Inside, massive columns carved with grotesque, feral faces lined the foyer, all eyes turned toward the doorway. The tin ceiling gave off a faint blue aurora, lit by a spirit lamp. A grand stairway faced the main entrance – a sure invitation to bad luck; Sarzhen clucked at that. The body spilled at the bottom of the stairs. The smell was not the worst Sarzhen had encountered; the house was cool and large, with a faint current of spectral air that moved through it; Sarzhen felt it tingling the small hairs at the back of her neck. Certainly, much about the scene could have been worse. Per did appreciate the air flow.
Per noted the details of the room; no footprints, no blood splatter or smearing. The death was contained, quite restrained; if the body had been better handled after death, Sarzhen might have considered this a professional hit. Leaving it so exposed meant either an amateur or a killing meant to send a message. But if a message, to whom was it meant?
“We’ve confirmed if this is the Arl, or no?” Sazhen said, crouching before the body.
One of the junior hunters answered, “We had a member of the help come over for identification. Definitely not his. He’s on holiday. Been gone ten days, at least a day before the body expired. At least, according to the preliminary -”
“When was the Arl due back?” Sarzhen said, looking pointedly at Nizola.
Nizola licked her thumb and went through her notes. “Ah…. Not for another eight days. Of course, they have been notified and are on the way back now.”
“I notified them, sera!” the young officer said, and Sarzhen scowled. “Good for you, you want a biscuit?”
The officer shrank back.
Sarzhen said, “Where have they been?”
“I think, ahh….” Nizola said, “the south. Sixton Perry Way?”
“You know or you don’t, Swarl.”
Nizola squinted at her notes. “I know. sera. That is, it’s in the notes.”
“Unbelievable,” Sarzhen muttered.
“It’s just… you’re speaking very fast, sera,” Nizola said.
“Then keep up, Swarl.”
Sarzhen regarded the body. Barring an ensorcelled curse or intervention, the internal organs would have begun to decompose in the first two or three days. Sarzhen noted traces of bloody foam around the nose and mouth which would occur as soon as two or three days out in the heat, but here inside the unnaturally cold house, it could have occurred at day five or even six. The body had a greenish cast, bloated, as the blood decomposed and the abdomen continued to fill with gas. Sarzhen was relieved per would not be moving this body. Just behind per, Nizola made a gagging sound. Sarzhen pushed the ear back, gently, looking for tattoos or markings.
“No identification?” per said.
“No, sera,” Nizola coughed. Furrowed her brows. “Strange, sera.”
“What’s that?” Sarzhen continued to poke about the fleshy body, looking for identifying marks.

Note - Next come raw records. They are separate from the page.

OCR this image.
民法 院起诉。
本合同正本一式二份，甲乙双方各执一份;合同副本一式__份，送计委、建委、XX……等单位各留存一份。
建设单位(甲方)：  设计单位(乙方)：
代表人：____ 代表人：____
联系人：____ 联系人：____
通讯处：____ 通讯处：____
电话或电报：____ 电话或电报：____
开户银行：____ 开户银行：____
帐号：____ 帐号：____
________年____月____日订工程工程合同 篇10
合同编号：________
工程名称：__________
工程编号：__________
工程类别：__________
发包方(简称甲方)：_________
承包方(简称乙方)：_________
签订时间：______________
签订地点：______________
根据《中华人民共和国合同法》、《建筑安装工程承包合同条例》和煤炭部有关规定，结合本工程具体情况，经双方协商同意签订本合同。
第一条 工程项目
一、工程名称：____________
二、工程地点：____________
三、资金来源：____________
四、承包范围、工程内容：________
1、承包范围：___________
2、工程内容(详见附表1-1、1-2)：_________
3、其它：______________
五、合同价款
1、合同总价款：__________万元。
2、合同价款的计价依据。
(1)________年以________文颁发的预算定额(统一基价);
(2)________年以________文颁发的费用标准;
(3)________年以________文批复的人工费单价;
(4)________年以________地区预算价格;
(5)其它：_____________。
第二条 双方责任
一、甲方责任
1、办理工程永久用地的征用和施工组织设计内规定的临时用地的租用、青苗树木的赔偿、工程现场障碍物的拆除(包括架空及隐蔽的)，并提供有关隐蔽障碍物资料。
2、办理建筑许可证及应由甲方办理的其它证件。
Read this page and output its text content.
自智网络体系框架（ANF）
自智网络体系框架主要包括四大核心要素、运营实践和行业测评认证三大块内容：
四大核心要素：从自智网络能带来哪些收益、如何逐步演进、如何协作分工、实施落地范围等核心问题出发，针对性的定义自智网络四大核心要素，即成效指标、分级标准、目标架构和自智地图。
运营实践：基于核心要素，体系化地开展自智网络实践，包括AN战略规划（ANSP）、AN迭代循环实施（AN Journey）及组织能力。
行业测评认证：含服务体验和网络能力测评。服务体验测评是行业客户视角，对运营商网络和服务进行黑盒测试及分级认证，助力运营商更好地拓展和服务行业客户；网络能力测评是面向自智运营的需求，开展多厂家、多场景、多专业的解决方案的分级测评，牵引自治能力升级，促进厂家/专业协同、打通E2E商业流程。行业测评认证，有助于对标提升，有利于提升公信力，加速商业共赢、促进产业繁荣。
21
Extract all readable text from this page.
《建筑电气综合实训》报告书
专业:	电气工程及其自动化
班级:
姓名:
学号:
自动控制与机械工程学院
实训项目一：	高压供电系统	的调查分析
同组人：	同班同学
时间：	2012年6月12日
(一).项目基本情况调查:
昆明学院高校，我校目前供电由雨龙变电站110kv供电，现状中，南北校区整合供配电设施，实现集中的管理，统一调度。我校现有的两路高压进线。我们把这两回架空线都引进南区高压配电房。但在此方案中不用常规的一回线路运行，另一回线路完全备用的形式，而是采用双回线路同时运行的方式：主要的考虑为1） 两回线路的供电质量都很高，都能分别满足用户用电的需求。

“There’s no insect activity. Even in a house like this, sera, you’d expect a few creepy-crawlies.”
“So you would.”
Sarzhen pushed up the sleeve covering the body’s left arm. While the flesh was bloated and turning green, there was still a tattoo just visible: the double ivy circle of the Order of the Tree of the Gracious Death. And one triangle, signifying a Plague Giver brought to justice.
“This is indeed not the Arl,” Sarzhen said, pushing up to per feet, “unless the Arl was a Plague Hunter and none of us knew about it. These are the tattoos of a Hunter who has taken in a Plague Giver. What fool thought it was anything but?”
“Oh no,” Nizola said. “A Plague Hunter. One of our own?”